Ismail connaissait un peu le flamenco pour avoir partagé la scène avec quelques musiciens andalous par le passé. Il allait sortir son premier album solo sur Kalan Music le légendaire label de Hassan Saltik, et c'est le patron lui même qui nous en glissait deux mots lors d'un rendez vous expédié en quelques çay. Sans même avoir pris la peine d'écouter la musique de Ismail, je m'étais mis en tête de lui proposer un film. Saltik a beau avoir ses humeurs, on fait confiance à ses choix musicaux lorsqu'il s'agit de trouver les musiciens les plus intéressants de toute l'Anatolie montés à Istanbul.
Et nous voila dans les rues peuplées de Kadikoy avec Ismail, à chercher quelques lieux un peu calmes pour le laisser exposer sa puissance musicale. J'étais juste venu lui dire bonjour, lui avait juste envie de jouer.
Antonin Artaud, que l'on peut rétrospectivement accoler au terme duende, disait "mon intelligence, c'est mon corps et rien d'autre". Ismail Altunsaray a cette même forme d'intelligence.

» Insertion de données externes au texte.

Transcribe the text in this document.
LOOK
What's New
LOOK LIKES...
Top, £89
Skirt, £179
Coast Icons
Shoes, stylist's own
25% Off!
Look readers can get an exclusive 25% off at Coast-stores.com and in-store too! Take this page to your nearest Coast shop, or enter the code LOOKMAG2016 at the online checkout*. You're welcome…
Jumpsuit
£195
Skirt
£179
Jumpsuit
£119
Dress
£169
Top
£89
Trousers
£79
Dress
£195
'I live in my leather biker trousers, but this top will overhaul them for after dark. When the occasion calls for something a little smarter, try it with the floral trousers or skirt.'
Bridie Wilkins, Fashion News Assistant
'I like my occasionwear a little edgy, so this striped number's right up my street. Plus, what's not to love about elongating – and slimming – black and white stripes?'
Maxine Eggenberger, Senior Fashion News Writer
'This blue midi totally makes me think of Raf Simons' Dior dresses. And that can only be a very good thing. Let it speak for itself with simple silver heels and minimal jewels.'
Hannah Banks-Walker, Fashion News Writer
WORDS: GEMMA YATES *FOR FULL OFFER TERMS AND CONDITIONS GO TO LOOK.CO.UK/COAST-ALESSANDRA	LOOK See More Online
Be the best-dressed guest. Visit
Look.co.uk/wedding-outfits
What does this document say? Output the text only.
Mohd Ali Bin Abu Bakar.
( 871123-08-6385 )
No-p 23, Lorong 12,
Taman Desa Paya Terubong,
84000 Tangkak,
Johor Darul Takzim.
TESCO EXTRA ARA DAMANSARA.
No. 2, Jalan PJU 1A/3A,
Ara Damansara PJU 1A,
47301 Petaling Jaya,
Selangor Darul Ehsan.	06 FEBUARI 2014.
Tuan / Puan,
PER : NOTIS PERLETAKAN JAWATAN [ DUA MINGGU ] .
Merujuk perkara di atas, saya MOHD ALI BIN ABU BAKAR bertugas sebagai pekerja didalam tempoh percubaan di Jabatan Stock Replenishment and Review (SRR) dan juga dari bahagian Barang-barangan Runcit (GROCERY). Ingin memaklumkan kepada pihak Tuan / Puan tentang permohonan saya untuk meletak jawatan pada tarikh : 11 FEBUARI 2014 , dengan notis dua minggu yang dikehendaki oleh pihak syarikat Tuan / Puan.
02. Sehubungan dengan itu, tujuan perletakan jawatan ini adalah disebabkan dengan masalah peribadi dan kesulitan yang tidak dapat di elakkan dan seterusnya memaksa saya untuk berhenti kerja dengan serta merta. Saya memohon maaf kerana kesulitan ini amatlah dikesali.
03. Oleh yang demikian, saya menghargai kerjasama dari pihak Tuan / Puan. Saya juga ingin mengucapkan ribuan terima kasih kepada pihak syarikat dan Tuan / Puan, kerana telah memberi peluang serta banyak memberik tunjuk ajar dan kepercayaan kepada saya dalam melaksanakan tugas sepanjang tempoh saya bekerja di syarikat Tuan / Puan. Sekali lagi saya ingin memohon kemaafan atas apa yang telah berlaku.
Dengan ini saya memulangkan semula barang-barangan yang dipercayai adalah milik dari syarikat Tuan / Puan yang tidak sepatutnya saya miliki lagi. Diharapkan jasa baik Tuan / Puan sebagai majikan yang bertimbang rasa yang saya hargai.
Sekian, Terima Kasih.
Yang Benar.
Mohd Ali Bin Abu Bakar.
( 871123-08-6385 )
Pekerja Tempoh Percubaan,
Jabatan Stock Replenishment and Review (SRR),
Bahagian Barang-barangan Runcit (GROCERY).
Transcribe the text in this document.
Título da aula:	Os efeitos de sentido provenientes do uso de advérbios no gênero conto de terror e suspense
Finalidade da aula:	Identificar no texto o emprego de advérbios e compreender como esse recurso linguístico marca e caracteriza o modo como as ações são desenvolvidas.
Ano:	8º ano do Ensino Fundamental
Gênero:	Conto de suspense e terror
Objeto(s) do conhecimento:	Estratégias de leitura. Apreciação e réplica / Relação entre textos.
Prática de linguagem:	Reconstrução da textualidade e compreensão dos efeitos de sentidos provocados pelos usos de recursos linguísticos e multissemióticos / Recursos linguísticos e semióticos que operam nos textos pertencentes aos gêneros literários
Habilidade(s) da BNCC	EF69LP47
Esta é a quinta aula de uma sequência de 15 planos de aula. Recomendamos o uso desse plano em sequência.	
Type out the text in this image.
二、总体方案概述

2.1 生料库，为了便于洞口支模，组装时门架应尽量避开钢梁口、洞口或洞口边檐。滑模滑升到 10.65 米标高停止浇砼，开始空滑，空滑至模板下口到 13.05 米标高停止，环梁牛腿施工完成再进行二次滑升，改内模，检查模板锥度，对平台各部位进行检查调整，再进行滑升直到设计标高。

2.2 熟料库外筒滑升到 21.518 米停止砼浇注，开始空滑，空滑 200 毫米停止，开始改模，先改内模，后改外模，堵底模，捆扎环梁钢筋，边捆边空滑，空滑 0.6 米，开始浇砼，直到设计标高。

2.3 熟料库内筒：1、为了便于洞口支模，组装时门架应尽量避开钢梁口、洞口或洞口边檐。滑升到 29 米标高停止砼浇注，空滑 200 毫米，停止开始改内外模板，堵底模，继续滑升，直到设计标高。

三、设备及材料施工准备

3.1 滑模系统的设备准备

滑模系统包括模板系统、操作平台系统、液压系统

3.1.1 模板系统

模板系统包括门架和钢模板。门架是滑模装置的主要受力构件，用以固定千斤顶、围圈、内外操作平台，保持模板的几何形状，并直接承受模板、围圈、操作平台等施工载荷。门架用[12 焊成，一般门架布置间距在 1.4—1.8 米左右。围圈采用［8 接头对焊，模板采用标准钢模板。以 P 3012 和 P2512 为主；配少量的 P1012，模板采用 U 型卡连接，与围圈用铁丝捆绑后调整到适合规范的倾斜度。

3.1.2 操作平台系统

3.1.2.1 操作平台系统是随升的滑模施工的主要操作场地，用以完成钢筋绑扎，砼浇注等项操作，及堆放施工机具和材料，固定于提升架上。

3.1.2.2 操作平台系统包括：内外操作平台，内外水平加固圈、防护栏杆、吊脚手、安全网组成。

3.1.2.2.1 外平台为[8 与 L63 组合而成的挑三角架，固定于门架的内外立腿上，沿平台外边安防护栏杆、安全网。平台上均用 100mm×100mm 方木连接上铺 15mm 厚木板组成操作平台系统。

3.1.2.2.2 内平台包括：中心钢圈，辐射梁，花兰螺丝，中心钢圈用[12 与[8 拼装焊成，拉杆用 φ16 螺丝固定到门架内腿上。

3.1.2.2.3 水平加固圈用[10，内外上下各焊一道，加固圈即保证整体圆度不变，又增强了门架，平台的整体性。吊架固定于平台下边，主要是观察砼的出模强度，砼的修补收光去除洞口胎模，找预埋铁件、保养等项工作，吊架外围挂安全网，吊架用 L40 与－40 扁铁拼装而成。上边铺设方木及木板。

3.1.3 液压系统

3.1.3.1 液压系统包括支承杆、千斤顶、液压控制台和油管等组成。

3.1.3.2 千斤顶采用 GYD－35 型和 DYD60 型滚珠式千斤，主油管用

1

Quelques jours plus tard lors d'une soirée, une personne vient me voir et me raconte l'histoire suivante. Un après-midi alors qu'il était attablé à une terrasse de café, un homme est venu prendre une chaise et s'est assis au milieu de la rue. Il s'est mis à jouer de la musique et son chant déchira les bruits d'Istanbul et arrêta toutes les conversations alentours. Il me dit que ce fut l'une des plus belles choses qu'il ait jamais vu en ville, et que par chance ce musicien était accompagné d'un homme à la caméra.
Mais je laisse les derniers mots à Goethe, qui parle du duende en ces termes: "pouvoir mystérieux que tout le monde ressent, mais qu'aucun philosophe n'explique".